Decker took a break in 1986 after becoming a mother, but she would similarly suffer on and off the track from this point on. Injuries dogged her career, even in her heyday, and this situation did not improve as the years progressed, her Achilles tendon a particular weakness. The Olympic dream continued to live on, yet sickness prior to the 1988 games hardly helped Decker's preparations, and before too long, age began to catch up with her.

And the angst simply continues for the duo. Keiderling reveals the ludicrous circumstances behind Budd's ban from athletics in 1988 ("guilty until proven innocent she has always been," stated the Atlanta Constitution's Ed Hinton at the time); how Decker, so vocal in her stance against drug use, tried to clear her name after she was banned due to her urine sample taken at the 1996 US Olympic trials containing high levels of testosterone; how an African tick dented Budd's hopes at the 1992 Olympics, as she ran for her nation of birth.

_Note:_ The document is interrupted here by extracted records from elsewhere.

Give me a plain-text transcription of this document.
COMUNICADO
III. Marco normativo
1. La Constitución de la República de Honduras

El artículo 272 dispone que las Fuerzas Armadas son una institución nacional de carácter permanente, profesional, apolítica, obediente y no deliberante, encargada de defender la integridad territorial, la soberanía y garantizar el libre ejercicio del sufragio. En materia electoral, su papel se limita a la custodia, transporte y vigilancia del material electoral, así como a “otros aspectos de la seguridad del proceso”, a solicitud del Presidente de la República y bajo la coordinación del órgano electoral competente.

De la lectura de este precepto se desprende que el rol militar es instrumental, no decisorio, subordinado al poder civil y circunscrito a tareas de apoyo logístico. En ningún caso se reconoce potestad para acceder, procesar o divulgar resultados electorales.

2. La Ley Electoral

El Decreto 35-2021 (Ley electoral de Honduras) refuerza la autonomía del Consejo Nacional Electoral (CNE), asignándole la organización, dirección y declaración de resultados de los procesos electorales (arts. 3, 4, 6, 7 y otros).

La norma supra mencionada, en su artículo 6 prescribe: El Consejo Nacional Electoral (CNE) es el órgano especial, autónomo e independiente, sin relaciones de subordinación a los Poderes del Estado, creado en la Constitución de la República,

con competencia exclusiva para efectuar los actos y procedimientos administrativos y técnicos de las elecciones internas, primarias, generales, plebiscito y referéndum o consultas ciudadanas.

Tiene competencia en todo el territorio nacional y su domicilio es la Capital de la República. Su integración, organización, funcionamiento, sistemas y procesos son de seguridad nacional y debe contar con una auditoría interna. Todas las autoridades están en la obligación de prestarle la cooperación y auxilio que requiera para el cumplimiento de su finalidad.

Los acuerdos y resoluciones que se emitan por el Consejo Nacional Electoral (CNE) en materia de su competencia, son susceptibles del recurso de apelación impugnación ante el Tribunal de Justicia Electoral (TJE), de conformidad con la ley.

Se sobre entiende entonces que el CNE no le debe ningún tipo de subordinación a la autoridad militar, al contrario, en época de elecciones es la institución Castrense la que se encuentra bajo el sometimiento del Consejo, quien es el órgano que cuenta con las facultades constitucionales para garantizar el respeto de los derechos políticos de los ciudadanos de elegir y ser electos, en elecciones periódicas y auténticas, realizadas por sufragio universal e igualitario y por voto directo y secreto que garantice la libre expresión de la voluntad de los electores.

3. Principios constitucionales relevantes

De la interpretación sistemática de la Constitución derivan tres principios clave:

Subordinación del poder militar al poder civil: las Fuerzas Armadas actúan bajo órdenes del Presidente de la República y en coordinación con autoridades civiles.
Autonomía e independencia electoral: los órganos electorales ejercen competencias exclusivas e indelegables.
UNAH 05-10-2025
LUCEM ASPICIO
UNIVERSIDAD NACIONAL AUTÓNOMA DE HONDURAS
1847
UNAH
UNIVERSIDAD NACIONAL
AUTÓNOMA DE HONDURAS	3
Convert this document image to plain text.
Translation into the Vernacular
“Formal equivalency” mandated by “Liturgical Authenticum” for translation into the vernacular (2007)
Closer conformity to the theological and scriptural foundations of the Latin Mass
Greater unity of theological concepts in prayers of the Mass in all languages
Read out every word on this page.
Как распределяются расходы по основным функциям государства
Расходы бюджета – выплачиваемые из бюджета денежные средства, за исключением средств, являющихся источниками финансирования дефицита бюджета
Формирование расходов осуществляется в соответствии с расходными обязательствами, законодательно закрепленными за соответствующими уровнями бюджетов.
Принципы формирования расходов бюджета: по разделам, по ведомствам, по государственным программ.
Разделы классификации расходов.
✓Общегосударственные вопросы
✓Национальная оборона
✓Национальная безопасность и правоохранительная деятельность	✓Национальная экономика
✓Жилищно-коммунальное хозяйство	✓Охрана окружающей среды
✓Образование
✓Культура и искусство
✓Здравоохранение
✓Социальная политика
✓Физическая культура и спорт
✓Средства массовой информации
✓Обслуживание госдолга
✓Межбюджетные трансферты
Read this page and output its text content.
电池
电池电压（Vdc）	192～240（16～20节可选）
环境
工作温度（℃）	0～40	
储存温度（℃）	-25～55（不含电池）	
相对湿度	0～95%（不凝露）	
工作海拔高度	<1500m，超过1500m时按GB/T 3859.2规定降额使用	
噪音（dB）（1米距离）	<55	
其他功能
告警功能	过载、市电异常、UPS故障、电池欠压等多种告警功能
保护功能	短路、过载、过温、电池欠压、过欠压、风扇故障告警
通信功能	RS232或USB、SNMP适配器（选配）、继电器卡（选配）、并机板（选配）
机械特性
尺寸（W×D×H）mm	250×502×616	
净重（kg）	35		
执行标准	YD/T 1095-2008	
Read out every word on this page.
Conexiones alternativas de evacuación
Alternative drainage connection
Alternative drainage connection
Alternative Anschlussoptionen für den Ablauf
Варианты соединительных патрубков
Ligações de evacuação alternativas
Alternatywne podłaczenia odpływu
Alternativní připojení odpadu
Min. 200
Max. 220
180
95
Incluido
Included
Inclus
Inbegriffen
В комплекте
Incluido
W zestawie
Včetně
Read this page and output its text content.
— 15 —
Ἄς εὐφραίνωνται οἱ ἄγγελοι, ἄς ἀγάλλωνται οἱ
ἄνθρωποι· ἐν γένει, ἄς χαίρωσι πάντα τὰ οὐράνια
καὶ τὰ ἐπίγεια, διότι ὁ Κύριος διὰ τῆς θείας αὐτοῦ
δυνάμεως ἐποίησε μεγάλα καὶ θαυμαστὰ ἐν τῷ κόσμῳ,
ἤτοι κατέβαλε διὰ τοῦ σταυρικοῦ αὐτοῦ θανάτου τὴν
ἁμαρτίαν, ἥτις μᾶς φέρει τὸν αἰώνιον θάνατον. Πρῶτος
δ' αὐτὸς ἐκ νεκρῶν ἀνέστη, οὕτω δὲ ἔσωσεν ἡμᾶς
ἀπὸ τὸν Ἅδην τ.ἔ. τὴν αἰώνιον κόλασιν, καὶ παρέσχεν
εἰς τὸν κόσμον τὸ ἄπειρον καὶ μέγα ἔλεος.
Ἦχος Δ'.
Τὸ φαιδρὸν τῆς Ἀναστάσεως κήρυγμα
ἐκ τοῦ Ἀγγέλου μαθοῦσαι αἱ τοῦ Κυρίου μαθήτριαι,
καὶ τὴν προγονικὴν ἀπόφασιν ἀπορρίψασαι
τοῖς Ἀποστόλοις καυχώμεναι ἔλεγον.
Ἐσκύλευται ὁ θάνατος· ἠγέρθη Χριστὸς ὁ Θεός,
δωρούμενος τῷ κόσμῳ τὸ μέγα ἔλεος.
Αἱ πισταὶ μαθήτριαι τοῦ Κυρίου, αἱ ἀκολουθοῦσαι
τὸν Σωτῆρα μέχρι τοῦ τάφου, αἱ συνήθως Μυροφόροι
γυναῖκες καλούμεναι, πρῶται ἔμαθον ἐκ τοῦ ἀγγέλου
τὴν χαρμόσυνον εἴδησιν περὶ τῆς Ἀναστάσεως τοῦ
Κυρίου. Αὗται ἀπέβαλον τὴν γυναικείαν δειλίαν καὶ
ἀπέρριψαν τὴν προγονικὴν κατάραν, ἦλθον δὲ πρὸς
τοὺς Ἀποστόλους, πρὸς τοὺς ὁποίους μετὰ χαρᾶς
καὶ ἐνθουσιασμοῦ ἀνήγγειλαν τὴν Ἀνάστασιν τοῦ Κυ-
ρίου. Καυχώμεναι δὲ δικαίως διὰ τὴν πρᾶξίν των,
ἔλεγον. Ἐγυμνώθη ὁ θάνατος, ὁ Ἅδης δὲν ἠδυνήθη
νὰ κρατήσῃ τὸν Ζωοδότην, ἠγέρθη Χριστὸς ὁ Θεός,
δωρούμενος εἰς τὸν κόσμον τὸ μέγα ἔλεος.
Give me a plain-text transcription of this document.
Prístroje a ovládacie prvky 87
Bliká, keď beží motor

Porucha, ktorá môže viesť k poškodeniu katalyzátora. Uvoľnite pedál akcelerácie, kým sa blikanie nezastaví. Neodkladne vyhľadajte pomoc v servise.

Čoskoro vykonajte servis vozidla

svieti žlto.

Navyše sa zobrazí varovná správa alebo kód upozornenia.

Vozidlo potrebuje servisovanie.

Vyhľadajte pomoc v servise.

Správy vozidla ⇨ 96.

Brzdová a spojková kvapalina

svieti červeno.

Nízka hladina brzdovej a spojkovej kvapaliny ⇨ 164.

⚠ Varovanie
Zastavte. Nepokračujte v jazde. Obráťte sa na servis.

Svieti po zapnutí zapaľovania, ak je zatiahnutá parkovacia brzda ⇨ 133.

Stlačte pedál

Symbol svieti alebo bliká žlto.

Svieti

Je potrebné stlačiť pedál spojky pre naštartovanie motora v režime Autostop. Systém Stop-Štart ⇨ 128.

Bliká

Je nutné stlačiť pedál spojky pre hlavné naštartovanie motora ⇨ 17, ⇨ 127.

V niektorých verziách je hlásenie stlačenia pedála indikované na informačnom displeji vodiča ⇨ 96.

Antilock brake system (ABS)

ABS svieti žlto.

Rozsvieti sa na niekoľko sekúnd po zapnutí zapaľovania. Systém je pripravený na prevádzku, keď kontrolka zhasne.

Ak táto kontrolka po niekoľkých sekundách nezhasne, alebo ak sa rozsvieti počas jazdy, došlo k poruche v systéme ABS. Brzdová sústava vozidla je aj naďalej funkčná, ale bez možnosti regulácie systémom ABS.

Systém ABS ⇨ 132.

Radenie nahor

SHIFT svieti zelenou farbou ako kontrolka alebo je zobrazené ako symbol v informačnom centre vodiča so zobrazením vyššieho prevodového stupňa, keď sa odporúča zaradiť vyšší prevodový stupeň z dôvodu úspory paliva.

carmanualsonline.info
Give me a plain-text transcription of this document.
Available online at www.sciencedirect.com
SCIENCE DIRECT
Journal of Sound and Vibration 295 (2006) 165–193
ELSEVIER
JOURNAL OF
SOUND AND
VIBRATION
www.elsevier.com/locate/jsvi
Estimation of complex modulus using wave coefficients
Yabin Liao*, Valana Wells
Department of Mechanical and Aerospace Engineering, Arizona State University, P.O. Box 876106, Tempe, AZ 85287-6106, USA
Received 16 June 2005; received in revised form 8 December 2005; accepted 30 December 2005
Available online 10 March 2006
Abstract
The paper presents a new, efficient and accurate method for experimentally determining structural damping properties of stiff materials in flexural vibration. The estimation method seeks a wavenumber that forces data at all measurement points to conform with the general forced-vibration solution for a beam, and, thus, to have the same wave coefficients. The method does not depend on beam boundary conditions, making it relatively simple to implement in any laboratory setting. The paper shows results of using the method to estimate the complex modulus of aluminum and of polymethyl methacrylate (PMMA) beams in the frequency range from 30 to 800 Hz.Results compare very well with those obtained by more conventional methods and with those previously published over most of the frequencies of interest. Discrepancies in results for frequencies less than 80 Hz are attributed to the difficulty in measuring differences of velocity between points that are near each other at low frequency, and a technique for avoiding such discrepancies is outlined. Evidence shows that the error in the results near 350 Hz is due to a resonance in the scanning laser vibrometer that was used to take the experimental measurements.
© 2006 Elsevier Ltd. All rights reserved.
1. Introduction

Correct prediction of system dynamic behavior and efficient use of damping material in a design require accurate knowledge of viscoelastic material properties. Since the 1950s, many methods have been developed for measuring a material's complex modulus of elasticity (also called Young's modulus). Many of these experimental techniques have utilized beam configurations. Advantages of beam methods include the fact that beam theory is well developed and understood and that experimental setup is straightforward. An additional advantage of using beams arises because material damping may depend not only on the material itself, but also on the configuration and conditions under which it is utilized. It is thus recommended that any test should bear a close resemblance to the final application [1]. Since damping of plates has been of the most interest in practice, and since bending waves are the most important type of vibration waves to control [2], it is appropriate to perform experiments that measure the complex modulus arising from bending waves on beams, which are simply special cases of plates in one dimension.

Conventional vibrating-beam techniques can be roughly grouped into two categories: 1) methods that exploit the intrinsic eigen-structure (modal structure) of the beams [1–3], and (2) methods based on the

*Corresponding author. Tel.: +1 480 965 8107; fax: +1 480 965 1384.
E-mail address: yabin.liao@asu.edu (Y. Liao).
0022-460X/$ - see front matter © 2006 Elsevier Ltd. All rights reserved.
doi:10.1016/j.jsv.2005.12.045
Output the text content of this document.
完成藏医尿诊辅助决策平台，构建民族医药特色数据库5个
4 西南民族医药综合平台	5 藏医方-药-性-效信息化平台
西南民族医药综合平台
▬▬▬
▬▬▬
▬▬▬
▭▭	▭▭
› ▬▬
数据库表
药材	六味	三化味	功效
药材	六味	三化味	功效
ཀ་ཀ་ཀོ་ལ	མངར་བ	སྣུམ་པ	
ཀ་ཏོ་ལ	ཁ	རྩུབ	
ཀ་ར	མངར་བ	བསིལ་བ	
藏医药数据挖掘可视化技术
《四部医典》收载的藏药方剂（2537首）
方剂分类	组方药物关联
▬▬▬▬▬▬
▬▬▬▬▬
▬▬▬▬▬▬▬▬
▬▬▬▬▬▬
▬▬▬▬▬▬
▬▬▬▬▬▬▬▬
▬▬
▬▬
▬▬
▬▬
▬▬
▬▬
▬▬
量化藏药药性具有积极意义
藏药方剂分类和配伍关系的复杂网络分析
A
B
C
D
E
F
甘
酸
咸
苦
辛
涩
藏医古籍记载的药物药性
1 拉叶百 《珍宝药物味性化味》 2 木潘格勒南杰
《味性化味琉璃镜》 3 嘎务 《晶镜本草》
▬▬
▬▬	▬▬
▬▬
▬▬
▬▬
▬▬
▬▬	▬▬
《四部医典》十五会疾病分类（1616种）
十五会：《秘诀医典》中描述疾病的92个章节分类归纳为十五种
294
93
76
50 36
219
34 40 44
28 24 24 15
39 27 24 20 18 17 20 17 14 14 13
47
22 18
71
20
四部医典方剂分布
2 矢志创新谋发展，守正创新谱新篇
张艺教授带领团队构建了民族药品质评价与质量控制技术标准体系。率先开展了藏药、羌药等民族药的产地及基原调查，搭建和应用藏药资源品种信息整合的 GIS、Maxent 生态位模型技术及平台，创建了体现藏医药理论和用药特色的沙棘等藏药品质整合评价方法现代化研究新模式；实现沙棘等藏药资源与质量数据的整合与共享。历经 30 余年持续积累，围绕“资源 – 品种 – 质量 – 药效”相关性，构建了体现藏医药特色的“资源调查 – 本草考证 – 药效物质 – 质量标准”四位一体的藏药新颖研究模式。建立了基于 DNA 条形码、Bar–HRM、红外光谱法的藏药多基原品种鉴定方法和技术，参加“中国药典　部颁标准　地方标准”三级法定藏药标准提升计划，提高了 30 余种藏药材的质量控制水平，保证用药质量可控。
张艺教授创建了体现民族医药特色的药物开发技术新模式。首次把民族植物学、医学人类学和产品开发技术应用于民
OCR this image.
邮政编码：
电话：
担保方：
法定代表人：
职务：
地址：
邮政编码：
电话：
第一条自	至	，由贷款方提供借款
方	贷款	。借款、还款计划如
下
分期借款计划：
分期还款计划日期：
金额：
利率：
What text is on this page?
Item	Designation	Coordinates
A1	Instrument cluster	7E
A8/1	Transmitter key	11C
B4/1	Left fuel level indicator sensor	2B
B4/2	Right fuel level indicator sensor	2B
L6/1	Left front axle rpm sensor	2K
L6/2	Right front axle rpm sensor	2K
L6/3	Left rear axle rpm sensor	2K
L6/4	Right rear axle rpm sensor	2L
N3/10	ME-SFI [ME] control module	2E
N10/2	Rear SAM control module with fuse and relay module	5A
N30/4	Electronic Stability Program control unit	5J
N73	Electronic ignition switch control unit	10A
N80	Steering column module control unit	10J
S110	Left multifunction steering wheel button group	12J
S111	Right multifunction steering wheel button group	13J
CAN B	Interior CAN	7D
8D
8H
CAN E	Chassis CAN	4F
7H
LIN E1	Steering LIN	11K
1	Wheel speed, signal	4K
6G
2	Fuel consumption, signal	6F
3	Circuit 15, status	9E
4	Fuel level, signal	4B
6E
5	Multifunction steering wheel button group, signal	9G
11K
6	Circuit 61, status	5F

Throughout the book there are so many nuggets of information that I never knew about, and as someone who loves to learn new things regarding sport in the 1980s, Keiderling's book is a gem. For example, finding out that Budd had a poster of Decker on her bedroom wall, and that she immediately pulled it down after Los Angeles, was fascinating, and the story of Decker's tantrum after Bob Hickey and another runner jokingly jostled her in a training run was an eye opener ("You don't run in front of Mary," said coach Don DeNoon. "She always has to be in front"). The interview featuring the pair on Jana Wendt's show in Australia in 1992 is also something that had passed me by.

There is a film on the Decker-Budd clash called The Fall, which will be shown on Sky Atlantic on July 29. I sincerely hope it is as good as Kyle Keiderling's book on the subject. A brilliantly researched, easy to read book, on a memorable sporting moment of the 1980s. Keiderling not only covers LA 1984, he writes a mini-autobiography on two fascinating and misunderstood characters, making this book a must-read for any sports fan. The lives and careers of Decker and Budd provide Keiderling with plenty of material, and he makes full use of this in a fantastic publication.


  1. I hope Wendy Sly who ran brilliantly to get a silver medal gets a decent mention. It's also been mentioned on other blogs that not everyone thinks Decker would have won had the clash not happened. Personally I had a strong antipathy for Decker after 1984, but she was unlucky when it came to the Olympics.

  2. Wendy, and all the other women in the race are profiled in the book. I felt that they deserved it after having been all but ignored by the media enthralled by the Decker-Budd duel they had created.